# jetta mkv headlight removal



## bptopski (Jan 17, 2009)

does anyone know how to remove the headlights in a 08 jetta? i looked at them and took some stuff apart but they seem stuck. any ideas?


----------



## Wheelerlaxstar (Jan 5, 2009)

*Re: jetta mkv headlight removal (bptopski)*

You have to remove the grill, and front bumper in order to access two of the three bolts holding them on.
The grill is held on by 4 screws, two near the hood latch, and two in the upper part of the lower center grill piece.
Then you need to remove the bumper cover. Held on by 2 screws right where the grill is. Then 4 screws in each wheel well. Then 6 (I think) screws on the underside of the car.
Once you're done with that, you'll be able to acces the bolt near the grill, and the bolt near the wheel well for each headlight. The third bold is Right underneath the hood.
Here is a more detailed write up I posted in another thread:
"The main section of the grille (part with the VW emblem) is held on by 4 screws.
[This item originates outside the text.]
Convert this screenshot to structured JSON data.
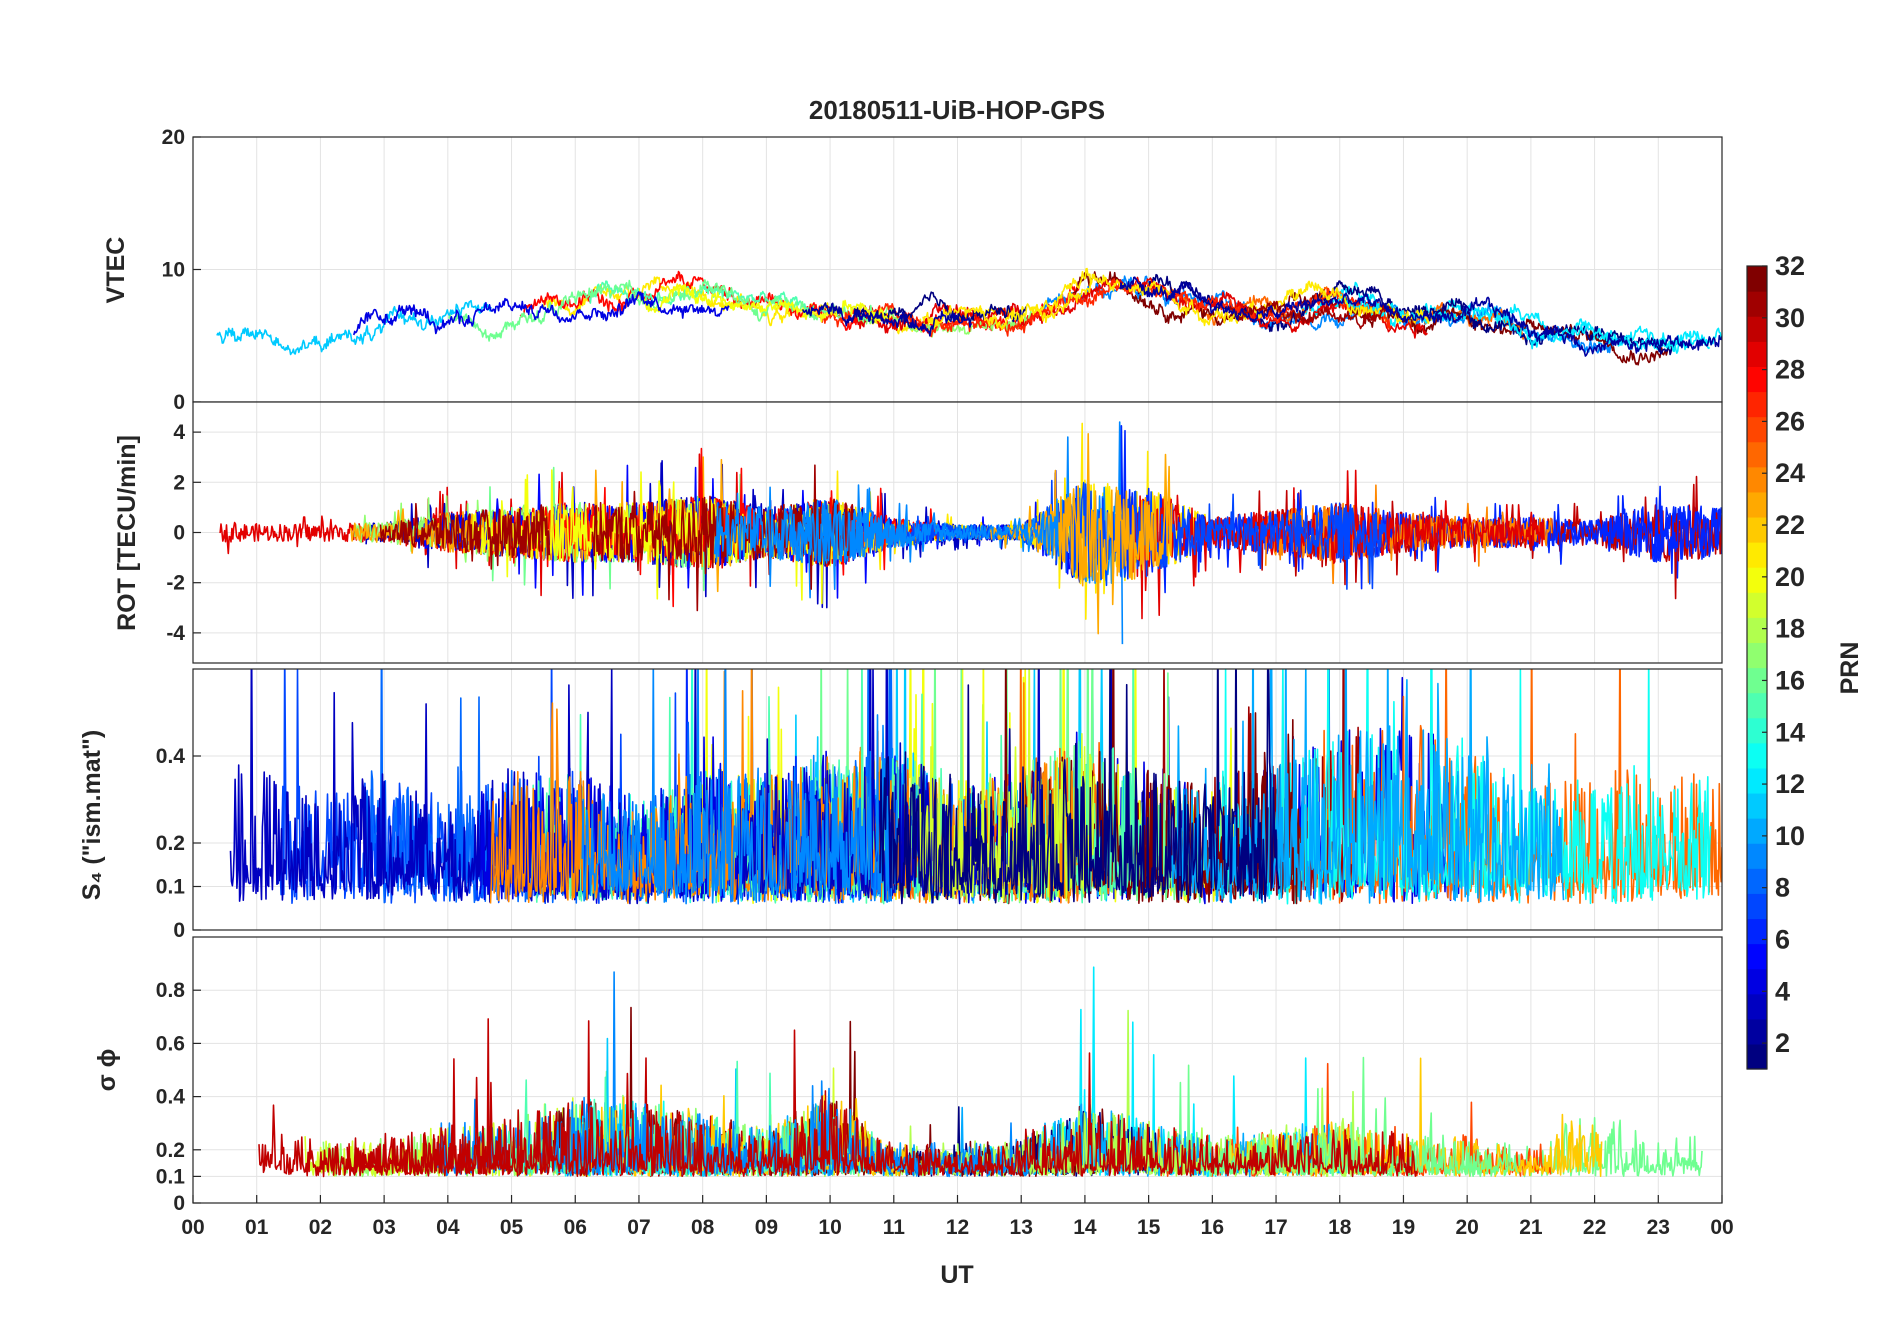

Pop open the hood, and you should see 2 torx screws at the top of it. Undo those. Now, there will be 2 philips head screws at the bottom of the main grill section, and at the top of the lower-center grill section. Undo those. Lift up, and out, and your main grill section should come out.
To remove the front bumper cover, remove 2 torx screws from right underneath where you just removed you main grille section. After this, there are 4 torx screws in each wheel-well, along the front edge. Take those off. Next, there should be 6-8 (can't remember the exact number) of torx screws underneath your cars front end holding the bumper cover to the skid plate. Take all of these off. Pull the front bumper cover off, making sure to disconnect any fog light, and side marker lighting thats connected.
Install instructions are exactly the reverse.
Good luck, and I'm not responsible for any damage to any car(s) or person(s) involved in installment of the product."


_Modified by Wheelerlaxstar at 2:44 PM 3-29-2009_


----------